Come ormai noto e messo nero su bianco dallo stesso Presidente del Consiglio Draghi che sull’argomento è più volte intervenuto, il nostro Paese consuma 70-80 miliardi di metri cubi di gas all’anno e 18 miliardi di metri cubi di stoccaggio, e oltre il 40% del metano importato dall’estero arriva proprio dalla Russia.

Se Mosca chiudesse i rubinetti?

Secondo uno studio della Fondazione Eni-Enrico Mattei, riportato dal Corriere della Sera, ci sarebbe il rischio più che concreto di un razionamento, cioè dei “distacchi programmati” che si tradurrebbero in black out della corrente elettrica e/o tagli alle erogazioni di gas per uso industriale o per uso civile (riscaldamento e gas per cucinare). Non sarebbero sufficienti, infatti, le contromisure attualmente allo studio perchè mancherebbero all’appello  tra gli 8,9 e i 10,5 miliardi di metri cubi di gas rispetto ai consumi di un anno normale.

Rischio black out e riscaldamento razionato

Una parte della soluzione potrebbe arrivare dalla comparsa sulla scena di nuovi interlocutori attraverso un aumento delle importazioni da Algeria , Qatar e Libia. Possibile anche pensare di accrescere la produzione nazionale (scesa a 3,1 miliardi di Smc lo scorso anno) e lo stoccaggio del gas, ma serve tempo che – dettaglio tutt’altro che trascurabile – non abbiamo. Nei giorni scorsi poi si era anche parlato di una possibile riapertura delle centrali a carbone, ma sul tema è arrivata la chiusura piuttosto netta del Ministro Cingolani secondo il quale la spesa non varrebbe l’impresa.

Intanto, prende sempre più forma l'”exit strategy” targata UE che punta a mettere in sicurezza il sistema di approvvigionamento dei 27, attraverso la definizione di un assetto più libero dalle importazioni di gas russo.

Proprio in quest’ottica, la Commissione ha lanciato nelle scorse ore l‘Energy Compact. Gli Stati membri possono intervenire con l’attuazione eccezionale e limitata nel tempo di prezzi regolamentati”, si legge nel documento presentato l’8 marzo, dove viene sottolineato che il quadro giuridico del mercato elettrico “consente interventi pubblici nella fissazione dei prezzi” e che la misura dovrebbe essere “mirata”.

Il provvedimento punta anzitutto all’aumento degli investimenti per la produzione di energia da fonti rinnovabili, parte del pacchetto anche una serie di incentivi per finanziare piani di efficientamento energetico degli edifici.
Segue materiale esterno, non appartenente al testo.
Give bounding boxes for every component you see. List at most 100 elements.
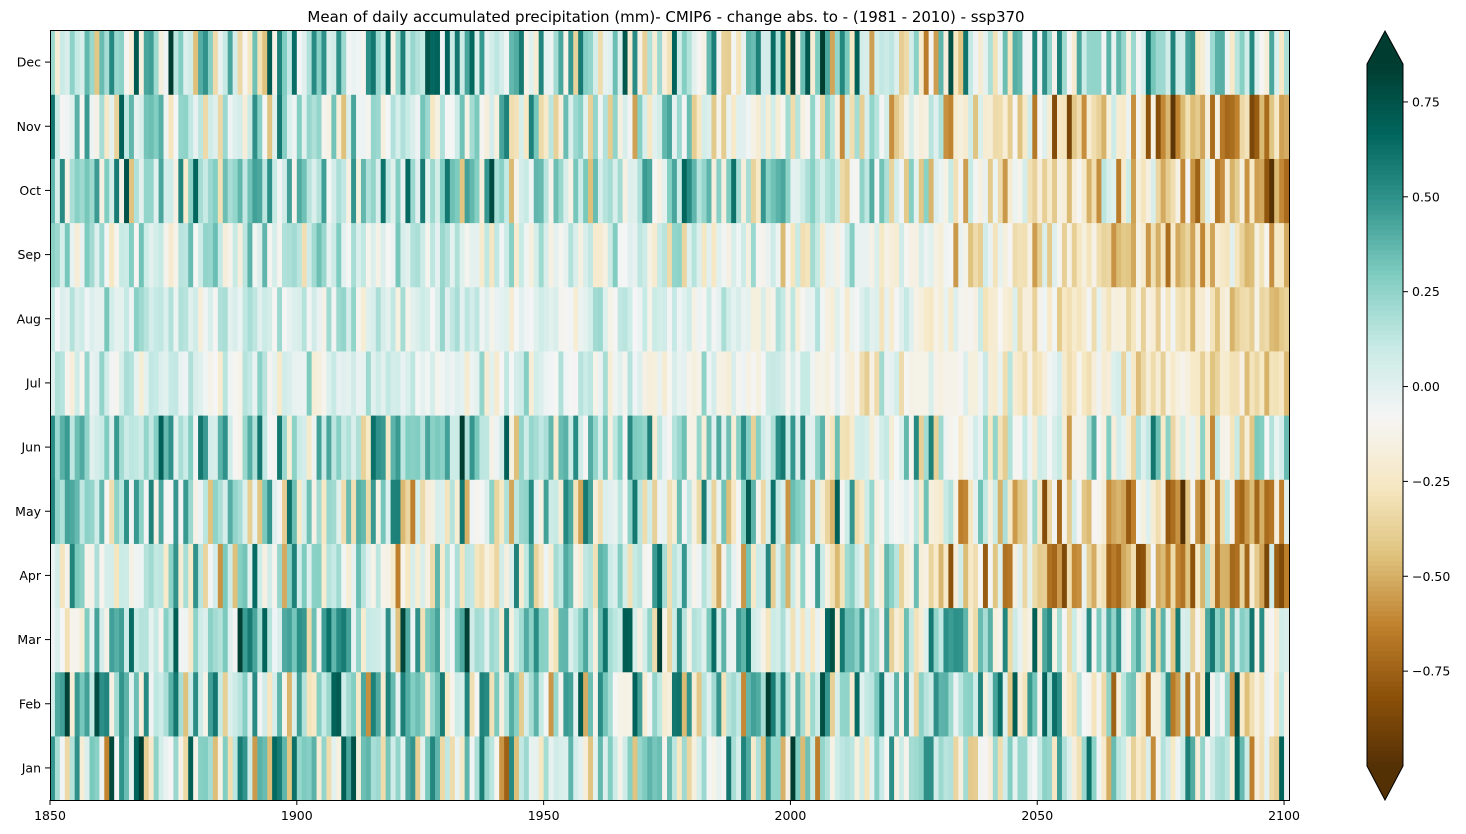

Tabarelli (Nomisma Energia) avverte: crisi sarà dolorosa

Intanto, non usa giri di parole Davide Tabarelli, Presidente di Nomisma Energia: “Questa crisi sarà dolorosa, è profondamente sbagliato presentarla come una passeggiata che si risolverà con qualche correttivo. Dobbiamo razionare i consumi, già in questi giorni in cui fa ancora freddo bisogna spegnere la luce e abbassare il riscaldamento. Non possiamo aspettare il prossimo inverno e sperare che le cose migliorino”, ha detto ieri nell’intervista rilasciata a La Stampa nella quale lascia poco spazio a quello che viene definito un immotivato ottimismo.

“La politica ci gira attorno. Le cose da fare subito sono due: riaprire davvero le centrali a carbone come accade in mezza Europa e dire chiaramente agli italiani che bisogna iniziare a spegnere la luce e ridurre i consumi”.